We structured the RFP to include essential ongoing oversight mechanisms:
- Annual audits to validate performance and ensure contractual compliance
- Quarterly monitoring to catch and correct pricing issues in real time
- Speciality drug oversight on the medical side of the benefit
- Member outreach to support transitions to lower-cost, clinically appropriate therapies
- Absorption of all consultant and broker fees by the selected PBM
Throughout the process, both the broker and the college maintained joint decision-making authority.
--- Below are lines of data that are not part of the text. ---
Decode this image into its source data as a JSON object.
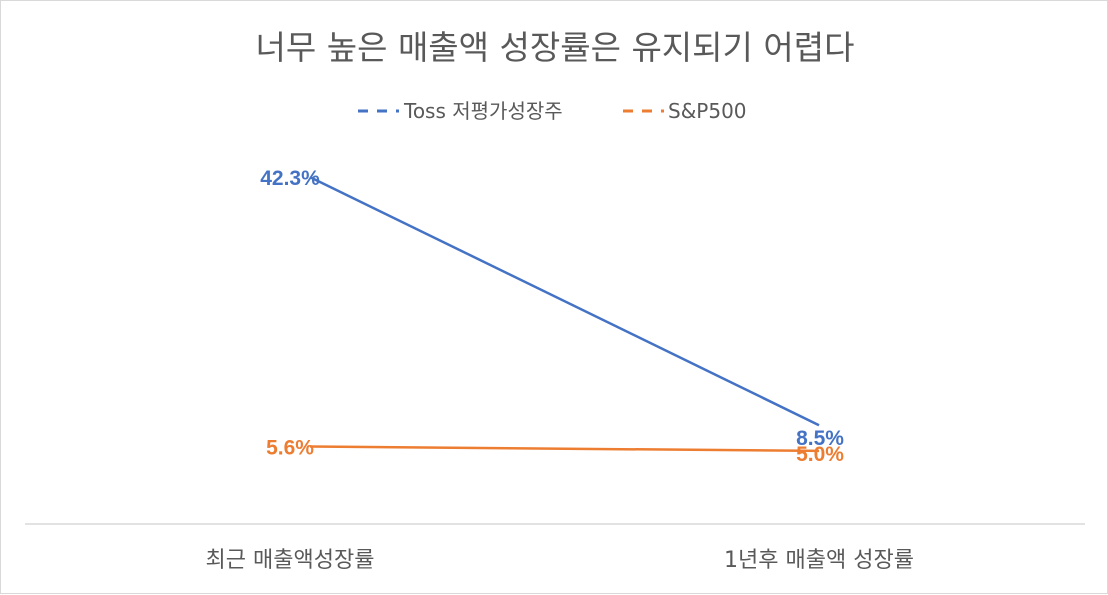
{
  "chart_data": {
    "type": "line",
    "title": "너무 높은 매출액 성장률은 유지되기 어렵다",
    "categories": [
      "최근 매출액성장률",
      "1년후 매출액 성장률"
    ],
    "series": [
      {
        "name": "Toss 저평가성장주",
        "values": [
          42.3,
          8.5
        ],
        "labels": [
          "42.3%",
          "8.5%"
        ],
        "color": "#4472c4",
        "dash": "dashed-legend"
      },
      {
        "name": "S&P500",
        "values": [
          5.6,
          5.0
        ],
        "labels": [
          "5.6%",
          "5.0%"
        ],
        "color": "#ed7d31",
        "dash": "dashed-legend"
      }
    ],
    "legend": "top",
    "grid": false
  }
}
Ultimately, the college chose to stay with its incumbent PBM, but under a restructured contract featuring enhanced controls, accurate drug classification, and improved clinical oversight.
Success
Quest’s intervention delivered exceptional results for the college:
- Delivered $3.1 million in actual first-year savings—more than double the initial $1.2 million projection
- Reduced pharmacy costs by 62%
- Shifted all consultant and broker fees to the PBM, eliminating direct out-of-pocket expenses
- Improved formulary management through proper drug categorization
- Strengthened clinical management to ensure appropriate medication utilization
- Implemented speciality drug oversight on the medical side of the benefit
- Established quarterly monitoring to proactively address pricing irregularities
- Launched a member outreach program to transition participants to lower cost therapies
- Moved from a large national PBM consortium to a mid-market PBM
This case highlights Quest’s ability to uncover inefficiencies, structure smarter plans, and deliver transformational value to educational institutions—without compromising care quality or member experience.